Now I understand the whole thing. I can account for the amazing credulity of this man. Mr. Moody never read one of my lectures. That accounts for it all, and no wonder that he is a hundred years behind the times. He never read one of my lectures; that is a perfect explanation.

Poor man! He has no idea of what he has lost. He has been living on miracles and mistakes, on falsehood and foolishness, stuffing his mind with absurdities when he could have had truth, facts and good, sound sense.

Poor man!

Probably Mr. Moody has never read one word of Darwin and so he still believes in the Garden of Eden and the talking snake and really thinks that Jehovah took some mud, moulded the form of a man, breathed in its nostrils, stood it up and called it Adam, and that he then took one of Adam's ribs and some more mud and manufactured Eve. Probably he has never read a word written by any great geologist and consequently still believes in the story of the flood. Knowing nothing of astronomy, he still thinks that Joshua stopped the sun.

Poor man! He has neglected Spencer and has no idea of evolution. He thinks that man has, through all the ages, degenerated, the first pair having been perfect. He does not believe that man came from lower forms and has gradually journeyed upward.

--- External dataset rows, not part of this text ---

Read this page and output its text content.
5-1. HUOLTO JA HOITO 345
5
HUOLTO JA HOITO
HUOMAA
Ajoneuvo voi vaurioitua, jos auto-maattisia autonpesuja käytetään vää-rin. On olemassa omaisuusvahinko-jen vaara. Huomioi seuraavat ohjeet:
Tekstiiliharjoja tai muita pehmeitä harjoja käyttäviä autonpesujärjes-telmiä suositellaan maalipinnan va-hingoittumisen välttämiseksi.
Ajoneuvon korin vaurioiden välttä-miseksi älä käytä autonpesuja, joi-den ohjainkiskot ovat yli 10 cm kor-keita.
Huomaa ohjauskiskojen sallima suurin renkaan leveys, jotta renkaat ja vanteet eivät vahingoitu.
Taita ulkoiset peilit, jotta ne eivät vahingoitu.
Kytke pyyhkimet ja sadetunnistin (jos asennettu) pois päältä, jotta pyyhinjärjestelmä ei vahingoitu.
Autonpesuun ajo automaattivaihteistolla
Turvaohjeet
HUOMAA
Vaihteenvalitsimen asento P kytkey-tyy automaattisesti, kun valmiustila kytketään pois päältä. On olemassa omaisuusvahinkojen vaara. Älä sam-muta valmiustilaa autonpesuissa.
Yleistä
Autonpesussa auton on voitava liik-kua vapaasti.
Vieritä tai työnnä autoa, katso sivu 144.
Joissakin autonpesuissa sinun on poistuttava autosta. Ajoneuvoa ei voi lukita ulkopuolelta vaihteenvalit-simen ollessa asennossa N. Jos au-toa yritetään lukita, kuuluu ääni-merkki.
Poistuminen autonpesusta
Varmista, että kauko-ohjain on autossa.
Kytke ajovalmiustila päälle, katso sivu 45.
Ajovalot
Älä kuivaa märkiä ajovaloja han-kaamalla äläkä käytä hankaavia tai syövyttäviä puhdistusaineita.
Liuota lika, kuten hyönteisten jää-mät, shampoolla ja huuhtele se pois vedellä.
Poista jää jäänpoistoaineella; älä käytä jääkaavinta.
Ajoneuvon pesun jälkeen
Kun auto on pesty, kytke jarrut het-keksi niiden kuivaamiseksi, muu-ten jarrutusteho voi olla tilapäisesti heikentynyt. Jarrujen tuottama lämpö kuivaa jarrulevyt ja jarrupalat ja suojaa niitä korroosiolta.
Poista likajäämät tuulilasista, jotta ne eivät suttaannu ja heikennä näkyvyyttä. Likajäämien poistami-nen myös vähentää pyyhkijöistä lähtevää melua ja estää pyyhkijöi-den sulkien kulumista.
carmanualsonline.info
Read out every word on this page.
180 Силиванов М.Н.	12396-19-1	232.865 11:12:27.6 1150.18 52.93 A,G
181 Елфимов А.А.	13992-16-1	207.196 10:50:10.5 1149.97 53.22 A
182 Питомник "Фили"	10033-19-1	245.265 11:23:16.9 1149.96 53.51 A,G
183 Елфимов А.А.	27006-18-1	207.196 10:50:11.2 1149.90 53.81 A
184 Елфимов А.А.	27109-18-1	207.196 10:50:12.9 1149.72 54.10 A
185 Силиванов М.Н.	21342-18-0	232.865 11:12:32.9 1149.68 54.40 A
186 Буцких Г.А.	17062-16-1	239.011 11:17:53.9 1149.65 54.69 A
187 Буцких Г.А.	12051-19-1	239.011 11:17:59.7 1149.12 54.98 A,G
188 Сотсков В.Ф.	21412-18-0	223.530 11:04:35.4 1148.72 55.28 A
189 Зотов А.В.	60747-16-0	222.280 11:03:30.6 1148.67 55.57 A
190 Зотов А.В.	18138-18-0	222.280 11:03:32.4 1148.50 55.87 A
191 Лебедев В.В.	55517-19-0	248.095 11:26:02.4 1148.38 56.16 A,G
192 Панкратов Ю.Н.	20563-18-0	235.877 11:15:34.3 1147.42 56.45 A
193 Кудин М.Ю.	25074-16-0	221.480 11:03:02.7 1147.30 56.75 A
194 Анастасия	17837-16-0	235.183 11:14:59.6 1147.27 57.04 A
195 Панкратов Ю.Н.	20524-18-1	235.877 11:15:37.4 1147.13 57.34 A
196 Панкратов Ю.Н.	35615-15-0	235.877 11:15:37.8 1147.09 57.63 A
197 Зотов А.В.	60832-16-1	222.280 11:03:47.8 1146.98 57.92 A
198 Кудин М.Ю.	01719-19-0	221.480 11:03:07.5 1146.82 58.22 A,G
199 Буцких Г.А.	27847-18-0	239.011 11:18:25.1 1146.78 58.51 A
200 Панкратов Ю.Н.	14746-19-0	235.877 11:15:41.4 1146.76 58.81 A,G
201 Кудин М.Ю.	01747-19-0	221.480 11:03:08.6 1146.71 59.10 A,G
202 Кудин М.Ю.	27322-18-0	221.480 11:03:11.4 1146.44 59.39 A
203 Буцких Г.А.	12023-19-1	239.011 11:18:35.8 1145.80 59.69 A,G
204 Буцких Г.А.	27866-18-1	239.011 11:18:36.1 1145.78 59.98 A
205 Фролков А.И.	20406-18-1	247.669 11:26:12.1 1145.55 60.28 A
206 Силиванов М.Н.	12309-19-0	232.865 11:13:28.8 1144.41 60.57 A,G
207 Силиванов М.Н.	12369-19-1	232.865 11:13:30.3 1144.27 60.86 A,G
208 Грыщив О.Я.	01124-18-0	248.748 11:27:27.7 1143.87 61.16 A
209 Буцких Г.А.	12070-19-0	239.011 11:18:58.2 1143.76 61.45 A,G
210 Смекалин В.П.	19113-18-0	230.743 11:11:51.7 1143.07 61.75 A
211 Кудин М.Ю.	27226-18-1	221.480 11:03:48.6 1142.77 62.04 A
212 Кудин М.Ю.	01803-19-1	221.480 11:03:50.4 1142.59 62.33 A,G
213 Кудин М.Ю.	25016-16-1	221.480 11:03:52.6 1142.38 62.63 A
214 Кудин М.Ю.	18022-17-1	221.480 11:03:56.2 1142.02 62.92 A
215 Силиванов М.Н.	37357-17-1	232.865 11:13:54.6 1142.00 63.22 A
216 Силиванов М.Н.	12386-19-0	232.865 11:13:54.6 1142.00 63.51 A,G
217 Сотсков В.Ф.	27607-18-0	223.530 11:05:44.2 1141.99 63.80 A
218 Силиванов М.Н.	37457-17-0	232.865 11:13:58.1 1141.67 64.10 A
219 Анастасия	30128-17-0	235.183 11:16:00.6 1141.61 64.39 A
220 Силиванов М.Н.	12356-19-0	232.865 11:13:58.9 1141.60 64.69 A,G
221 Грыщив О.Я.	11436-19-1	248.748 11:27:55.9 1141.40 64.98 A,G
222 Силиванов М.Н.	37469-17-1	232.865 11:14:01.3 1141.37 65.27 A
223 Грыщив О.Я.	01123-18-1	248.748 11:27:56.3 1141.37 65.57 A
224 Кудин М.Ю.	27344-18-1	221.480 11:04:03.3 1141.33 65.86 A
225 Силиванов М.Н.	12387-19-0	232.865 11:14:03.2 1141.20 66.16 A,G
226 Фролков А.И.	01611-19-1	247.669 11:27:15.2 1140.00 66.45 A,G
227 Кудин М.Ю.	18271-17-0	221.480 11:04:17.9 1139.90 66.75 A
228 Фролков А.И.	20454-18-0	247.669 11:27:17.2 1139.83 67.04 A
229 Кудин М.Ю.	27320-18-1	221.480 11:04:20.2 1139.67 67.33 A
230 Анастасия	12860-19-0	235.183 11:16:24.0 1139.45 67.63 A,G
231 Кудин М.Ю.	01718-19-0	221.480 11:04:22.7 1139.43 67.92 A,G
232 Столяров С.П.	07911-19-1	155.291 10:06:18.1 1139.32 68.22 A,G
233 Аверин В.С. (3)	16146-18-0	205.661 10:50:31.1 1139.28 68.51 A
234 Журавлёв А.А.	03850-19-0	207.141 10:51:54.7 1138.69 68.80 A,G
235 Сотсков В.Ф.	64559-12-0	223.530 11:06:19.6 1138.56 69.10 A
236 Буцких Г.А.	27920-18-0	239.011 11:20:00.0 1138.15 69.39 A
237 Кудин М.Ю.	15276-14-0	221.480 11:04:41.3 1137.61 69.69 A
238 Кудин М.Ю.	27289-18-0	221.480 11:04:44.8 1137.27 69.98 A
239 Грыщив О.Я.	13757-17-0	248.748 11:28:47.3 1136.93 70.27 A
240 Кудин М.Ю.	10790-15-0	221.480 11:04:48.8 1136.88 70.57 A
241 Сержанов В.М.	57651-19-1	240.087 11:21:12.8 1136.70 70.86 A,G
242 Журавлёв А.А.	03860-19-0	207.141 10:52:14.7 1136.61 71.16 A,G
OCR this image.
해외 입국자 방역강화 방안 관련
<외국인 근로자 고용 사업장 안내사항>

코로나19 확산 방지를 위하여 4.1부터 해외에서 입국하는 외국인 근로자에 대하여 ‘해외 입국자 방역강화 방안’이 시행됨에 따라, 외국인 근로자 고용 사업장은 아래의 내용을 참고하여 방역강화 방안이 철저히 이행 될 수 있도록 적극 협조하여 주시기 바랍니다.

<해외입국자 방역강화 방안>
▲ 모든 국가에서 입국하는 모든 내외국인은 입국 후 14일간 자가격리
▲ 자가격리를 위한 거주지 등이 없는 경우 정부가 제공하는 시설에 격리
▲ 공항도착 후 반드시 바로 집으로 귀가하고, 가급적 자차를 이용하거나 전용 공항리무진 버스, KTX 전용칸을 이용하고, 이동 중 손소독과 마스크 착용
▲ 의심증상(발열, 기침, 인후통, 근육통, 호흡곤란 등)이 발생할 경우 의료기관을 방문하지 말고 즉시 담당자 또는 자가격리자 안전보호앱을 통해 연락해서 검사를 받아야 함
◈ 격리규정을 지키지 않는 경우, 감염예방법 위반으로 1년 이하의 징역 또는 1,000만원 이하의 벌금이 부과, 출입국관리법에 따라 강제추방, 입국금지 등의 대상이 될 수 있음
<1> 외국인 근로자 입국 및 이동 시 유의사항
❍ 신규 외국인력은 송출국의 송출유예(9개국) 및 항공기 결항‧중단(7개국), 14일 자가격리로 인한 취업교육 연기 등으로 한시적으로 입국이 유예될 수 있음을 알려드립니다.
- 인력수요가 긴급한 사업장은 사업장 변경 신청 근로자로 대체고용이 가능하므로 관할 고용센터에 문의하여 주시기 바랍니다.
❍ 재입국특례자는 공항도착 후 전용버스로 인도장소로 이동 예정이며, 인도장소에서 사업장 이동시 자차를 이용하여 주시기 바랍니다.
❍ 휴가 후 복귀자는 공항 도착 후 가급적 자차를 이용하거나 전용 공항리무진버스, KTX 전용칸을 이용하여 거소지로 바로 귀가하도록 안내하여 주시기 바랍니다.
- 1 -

He really thinks that the Devil outwitted God and vaccinated the human race with the virus of total depravity.

Poor man!

He knows nothing of the great scientists--of the great thinkers, of the emancipators of the human race; knows nothing of Spinoza, of Voltaire, of Draper, Buckle, of Paine or Renan.

Mr. Moody ought to read something besides the Bible--ought to find out what the really intelligent have thought. He ought to get some new ideas--a few facts--and I think that, after he did so, he would be astonished to find how ignorant and foolish he had been. He is a good man. His heart is fairly good, but his head is almost useless.